O uso medicinal da cannabis no Brasil pode finalmente avançar junto ao investimento na indústria do cânhamo – uma tendência mundial – já presente em mais de 50 países. a
Após ser aprovada na terça-feira (8) pela comissão especial na Câmara dos Deputados – em votação apertada que contou com o desempate do relator -, o Projeto de Lei 399/15, que regula o cultivo da planta para fins medicinais e industriais, poderia ter ir diretamente para o Senado, mas foi alvo de um requerimento que vai submeter o texto ao Plenário.
A proposta foi aprovada em formato de substitutivo à original apresentada pelo deputado federal Fábio Mitidieri (PSD-SE).
Em entrevista ao jornal A Tarde, a deputada federal baiana, Alice Portugal (PCdoB) que é membro da comissão especial que aprovou o PL, disse que, apesar do “fundamentalismo” que toma conta de parte da Câmara, que tem uma bancada evangélica significativa, crê que o tema possa ter um desfecho positivo. “Acredito que essa Câmara possa ser convencida a votar favoravelmente”, confia.
O convencimento, segundo a deputada, deve se basear no “rigor” previsto no texto para fiscalização e produção dos medicamentes produzidos a partir da planta. Farmacêutica de formação, a deputada defende que a luta não é pelo direito de uso a erva, mas sim o direito de qualquer cidadão brasileiro poder utilizar um remédio que alivie a dor ou atenue a condição.
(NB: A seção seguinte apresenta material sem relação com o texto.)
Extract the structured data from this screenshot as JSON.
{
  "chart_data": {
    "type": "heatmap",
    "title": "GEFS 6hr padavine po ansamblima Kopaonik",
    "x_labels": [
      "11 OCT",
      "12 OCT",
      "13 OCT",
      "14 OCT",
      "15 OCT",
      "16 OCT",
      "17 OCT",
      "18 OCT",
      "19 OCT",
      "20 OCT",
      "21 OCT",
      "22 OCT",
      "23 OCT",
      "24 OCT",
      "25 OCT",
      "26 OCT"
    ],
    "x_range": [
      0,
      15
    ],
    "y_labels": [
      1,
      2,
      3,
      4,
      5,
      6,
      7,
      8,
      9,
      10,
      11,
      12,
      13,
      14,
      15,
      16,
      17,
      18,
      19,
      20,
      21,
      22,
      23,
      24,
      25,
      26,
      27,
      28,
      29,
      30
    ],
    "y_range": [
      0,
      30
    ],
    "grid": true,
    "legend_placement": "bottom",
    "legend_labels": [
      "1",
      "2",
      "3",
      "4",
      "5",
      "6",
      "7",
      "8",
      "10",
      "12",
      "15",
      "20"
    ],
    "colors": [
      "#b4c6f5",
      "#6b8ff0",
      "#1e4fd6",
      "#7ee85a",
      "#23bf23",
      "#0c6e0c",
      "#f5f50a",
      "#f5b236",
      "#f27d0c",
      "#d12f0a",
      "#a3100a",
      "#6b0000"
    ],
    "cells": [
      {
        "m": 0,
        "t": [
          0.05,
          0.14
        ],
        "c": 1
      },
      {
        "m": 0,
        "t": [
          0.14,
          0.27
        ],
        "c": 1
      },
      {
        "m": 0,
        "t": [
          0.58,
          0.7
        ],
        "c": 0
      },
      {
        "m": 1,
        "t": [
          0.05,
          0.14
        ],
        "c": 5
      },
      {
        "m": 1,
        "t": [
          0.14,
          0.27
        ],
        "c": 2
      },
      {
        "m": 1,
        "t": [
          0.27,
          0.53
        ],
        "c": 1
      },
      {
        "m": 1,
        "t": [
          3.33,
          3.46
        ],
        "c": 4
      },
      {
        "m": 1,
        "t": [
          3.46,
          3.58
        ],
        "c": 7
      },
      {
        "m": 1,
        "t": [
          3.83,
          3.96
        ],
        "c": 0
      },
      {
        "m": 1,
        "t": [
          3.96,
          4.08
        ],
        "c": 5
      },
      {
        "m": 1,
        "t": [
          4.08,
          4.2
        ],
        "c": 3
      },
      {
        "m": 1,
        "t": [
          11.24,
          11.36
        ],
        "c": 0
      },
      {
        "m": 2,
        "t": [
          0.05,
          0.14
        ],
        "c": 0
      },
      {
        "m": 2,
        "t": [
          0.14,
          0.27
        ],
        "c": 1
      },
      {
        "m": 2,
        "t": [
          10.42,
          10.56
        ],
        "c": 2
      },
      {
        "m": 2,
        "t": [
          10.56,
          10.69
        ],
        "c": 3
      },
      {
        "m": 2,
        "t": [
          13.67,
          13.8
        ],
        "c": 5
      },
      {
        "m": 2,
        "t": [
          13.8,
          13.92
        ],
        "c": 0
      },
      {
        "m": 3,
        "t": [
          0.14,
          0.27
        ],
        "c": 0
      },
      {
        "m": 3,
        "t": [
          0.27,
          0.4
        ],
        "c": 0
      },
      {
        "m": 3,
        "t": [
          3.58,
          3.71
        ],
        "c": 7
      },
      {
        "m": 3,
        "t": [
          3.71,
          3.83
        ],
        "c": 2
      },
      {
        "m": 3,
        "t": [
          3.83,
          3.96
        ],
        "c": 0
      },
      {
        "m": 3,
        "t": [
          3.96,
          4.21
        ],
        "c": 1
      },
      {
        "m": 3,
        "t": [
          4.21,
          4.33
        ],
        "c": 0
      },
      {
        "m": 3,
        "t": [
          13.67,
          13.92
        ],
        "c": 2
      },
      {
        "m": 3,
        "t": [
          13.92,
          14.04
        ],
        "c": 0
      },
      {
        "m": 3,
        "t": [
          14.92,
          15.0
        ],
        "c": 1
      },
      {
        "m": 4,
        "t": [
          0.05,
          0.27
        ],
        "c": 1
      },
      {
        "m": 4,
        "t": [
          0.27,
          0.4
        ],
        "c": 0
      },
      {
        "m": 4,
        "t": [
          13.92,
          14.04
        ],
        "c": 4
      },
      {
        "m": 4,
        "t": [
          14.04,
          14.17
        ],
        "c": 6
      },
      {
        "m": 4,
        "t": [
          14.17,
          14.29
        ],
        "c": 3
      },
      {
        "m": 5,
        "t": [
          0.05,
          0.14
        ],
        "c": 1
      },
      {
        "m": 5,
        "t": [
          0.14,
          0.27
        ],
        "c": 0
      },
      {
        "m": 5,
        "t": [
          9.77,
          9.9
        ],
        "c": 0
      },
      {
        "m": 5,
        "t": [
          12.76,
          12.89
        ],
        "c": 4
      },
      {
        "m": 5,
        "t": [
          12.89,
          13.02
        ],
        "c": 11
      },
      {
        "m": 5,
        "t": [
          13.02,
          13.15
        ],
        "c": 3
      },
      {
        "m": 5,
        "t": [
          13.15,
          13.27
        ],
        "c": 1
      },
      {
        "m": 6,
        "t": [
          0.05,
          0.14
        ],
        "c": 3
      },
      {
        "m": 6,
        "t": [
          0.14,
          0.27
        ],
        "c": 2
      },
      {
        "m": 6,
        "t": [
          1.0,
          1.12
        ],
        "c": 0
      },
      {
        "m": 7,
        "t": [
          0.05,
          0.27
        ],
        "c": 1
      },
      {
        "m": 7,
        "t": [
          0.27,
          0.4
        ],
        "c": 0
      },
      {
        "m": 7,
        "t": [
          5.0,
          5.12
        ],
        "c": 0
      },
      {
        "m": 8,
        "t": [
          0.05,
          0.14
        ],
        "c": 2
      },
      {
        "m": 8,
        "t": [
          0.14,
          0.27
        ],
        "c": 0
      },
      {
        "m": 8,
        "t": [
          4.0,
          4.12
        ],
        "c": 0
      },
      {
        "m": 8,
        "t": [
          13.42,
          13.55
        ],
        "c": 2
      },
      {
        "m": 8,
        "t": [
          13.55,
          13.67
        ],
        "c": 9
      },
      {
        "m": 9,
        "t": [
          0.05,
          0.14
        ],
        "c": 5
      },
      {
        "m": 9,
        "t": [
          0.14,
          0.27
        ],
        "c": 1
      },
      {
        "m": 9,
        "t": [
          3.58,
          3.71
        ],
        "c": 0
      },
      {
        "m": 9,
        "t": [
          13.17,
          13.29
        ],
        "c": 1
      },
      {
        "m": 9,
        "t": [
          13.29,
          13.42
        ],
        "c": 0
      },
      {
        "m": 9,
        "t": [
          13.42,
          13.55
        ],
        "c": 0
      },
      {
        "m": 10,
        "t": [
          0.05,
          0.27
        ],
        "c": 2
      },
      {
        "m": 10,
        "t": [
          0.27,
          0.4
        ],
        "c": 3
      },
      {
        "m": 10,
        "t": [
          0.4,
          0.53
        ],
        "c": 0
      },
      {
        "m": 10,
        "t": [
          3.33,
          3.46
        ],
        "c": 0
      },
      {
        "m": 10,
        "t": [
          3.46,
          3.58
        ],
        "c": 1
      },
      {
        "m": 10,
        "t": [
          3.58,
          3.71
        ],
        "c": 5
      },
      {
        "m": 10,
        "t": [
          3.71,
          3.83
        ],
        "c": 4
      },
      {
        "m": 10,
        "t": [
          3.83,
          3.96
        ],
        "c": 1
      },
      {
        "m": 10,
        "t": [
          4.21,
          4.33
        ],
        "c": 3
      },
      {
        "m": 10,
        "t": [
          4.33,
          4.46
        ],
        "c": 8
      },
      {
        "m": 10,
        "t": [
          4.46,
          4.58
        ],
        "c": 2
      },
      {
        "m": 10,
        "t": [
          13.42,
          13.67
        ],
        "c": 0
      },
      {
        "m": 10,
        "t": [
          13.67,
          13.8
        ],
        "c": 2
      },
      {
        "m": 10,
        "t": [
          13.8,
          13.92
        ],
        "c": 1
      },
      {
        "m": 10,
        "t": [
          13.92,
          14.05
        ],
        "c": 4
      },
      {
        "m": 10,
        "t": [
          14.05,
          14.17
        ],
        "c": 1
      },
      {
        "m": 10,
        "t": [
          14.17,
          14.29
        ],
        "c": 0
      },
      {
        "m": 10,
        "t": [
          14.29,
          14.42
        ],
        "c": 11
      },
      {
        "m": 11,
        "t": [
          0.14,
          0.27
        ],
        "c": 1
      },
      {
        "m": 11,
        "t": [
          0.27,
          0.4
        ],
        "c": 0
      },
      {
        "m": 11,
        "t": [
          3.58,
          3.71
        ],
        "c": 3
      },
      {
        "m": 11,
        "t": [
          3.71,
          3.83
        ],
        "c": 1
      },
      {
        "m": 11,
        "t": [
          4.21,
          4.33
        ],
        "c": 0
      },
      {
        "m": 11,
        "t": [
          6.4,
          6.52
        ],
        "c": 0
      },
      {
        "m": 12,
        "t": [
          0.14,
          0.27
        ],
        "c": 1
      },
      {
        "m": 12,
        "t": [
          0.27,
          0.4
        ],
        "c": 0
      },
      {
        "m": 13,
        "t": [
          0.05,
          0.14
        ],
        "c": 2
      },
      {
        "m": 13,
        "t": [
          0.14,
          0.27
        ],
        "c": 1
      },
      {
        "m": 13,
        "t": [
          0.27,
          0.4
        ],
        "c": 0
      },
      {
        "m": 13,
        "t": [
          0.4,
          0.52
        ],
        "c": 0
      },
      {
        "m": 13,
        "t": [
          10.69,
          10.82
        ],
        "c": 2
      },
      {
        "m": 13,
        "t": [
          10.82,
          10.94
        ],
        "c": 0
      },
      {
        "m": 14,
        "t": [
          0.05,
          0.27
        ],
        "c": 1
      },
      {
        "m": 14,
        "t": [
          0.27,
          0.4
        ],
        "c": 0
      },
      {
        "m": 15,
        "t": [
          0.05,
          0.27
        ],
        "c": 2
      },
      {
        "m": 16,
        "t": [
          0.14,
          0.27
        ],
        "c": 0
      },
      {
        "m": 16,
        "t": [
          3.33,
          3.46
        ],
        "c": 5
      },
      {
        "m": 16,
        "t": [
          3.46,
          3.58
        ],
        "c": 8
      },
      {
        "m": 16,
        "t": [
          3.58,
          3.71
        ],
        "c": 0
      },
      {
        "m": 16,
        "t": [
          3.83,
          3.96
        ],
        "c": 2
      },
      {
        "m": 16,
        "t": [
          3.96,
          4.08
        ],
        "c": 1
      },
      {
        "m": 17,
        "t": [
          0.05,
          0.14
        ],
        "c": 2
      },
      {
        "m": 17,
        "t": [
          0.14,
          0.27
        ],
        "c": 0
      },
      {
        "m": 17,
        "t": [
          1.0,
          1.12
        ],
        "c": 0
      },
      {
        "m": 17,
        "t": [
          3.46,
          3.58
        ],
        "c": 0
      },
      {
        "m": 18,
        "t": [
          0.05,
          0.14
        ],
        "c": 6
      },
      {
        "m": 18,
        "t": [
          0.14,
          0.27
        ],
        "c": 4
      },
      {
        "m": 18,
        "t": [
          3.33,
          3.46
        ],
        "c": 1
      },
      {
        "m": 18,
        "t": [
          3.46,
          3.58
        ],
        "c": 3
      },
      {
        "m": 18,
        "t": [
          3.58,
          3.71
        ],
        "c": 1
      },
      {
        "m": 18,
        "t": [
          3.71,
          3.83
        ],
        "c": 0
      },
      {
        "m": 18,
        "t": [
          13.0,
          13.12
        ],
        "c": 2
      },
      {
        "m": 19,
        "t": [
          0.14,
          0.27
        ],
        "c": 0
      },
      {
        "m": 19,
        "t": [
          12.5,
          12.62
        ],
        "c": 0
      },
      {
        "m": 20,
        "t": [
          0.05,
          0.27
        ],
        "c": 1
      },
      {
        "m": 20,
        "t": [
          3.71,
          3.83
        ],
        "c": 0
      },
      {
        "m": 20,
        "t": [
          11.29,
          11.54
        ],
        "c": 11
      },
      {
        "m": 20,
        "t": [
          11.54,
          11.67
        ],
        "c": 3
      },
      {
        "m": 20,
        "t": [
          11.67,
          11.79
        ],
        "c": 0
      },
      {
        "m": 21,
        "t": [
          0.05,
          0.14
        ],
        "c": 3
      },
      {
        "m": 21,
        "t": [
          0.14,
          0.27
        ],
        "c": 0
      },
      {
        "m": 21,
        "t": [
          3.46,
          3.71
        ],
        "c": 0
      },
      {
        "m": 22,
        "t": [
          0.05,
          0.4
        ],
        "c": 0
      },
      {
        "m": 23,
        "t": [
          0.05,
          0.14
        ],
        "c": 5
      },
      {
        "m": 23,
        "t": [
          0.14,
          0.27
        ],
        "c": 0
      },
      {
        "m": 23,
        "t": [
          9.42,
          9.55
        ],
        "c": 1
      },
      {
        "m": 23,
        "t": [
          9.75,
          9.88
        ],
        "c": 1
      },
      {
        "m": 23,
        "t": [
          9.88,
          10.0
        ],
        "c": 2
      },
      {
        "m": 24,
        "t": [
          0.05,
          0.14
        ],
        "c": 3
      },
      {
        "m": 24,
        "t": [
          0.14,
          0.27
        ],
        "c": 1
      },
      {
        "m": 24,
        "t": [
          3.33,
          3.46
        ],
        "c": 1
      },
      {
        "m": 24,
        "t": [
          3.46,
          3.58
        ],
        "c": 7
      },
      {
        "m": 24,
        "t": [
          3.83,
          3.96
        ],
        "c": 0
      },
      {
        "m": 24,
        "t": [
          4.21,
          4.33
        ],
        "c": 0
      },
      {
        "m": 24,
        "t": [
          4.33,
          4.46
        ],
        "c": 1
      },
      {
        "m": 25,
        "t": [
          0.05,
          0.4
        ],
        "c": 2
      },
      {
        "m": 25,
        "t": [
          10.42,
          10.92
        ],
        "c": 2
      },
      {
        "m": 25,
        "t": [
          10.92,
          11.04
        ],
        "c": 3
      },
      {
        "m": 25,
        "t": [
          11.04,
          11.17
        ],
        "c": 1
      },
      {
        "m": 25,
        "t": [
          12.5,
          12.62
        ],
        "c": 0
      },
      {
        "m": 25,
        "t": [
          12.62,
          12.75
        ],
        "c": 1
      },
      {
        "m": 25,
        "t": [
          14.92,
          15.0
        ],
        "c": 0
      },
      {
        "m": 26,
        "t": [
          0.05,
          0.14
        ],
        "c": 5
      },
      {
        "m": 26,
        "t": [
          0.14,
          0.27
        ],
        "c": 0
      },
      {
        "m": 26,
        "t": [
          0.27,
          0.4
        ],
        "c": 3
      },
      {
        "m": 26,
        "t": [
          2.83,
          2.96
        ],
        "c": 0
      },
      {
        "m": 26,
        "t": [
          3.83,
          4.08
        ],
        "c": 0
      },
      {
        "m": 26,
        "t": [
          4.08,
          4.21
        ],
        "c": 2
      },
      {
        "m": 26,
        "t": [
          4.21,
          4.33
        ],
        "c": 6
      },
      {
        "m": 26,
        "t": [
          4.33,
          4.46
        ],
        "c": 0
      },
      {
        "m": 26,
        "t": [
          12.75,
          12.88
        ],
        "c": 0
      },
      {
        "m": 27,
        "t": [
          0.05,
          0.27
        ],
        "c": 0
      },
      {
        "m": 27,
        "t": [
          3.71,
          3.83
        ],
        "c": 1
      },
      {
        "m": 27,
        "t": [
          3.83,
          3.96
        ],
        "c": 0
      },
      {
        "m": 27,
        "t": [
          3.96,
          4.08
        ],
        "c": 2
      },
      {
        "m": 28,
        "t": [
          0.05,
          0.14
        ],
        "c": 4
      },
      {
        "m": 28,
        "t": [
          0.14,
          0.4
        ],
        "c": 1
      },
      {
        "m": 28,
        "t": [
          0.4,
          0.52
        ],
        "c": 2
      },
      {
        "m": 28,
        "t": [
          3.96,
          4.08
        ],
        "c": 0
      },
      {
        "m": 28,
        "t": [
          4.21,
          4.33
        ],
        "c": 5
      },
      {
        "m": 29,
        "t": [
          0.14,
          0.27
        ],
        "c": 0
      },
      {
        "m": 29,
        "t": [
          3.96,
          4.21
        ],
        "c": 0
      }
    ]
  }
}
“Temos aqui muitas pessoas que enveredam por um fundamentalismo e tentam confundir a sociedade, mas o projeto que está sendo tratado é de um preciosismo e rigor enorme, que trata de cultivo controlado em estufa, com câmeras, extração do óleo sob fiscalização da Anvisa. Seria essencial pois baratearia de maneira exponencial o medicamento que pode ser utilizado em neurofibromialgias, epilepsias resistentes a tratamentos. É uma grande vitória para a ciência”, avalia Alice no A Tarde.
Hoje, um frasco de 30ml de óleo de CBD, componente da maconha, pode custar entre R$ 500 a R$ 1.500 e, em alguns casos, não duram nem um mês de tratamento.
Favorável ao projeto, o deputado federal também baiano, Bacelar (Podemos) lembra que o uso da cannabis remonta a um passado antigo, de pelo menos 3 mil anos, e que sempre foi considerada um medicamento, principalmente na Ásia, Oriente Médio e África. O parlamentar cita que existem indícios de que o óleo da erva era utilizado pelos cristãos – e até pelo próprio Jesus Cristo – “para a unção” de pessoas.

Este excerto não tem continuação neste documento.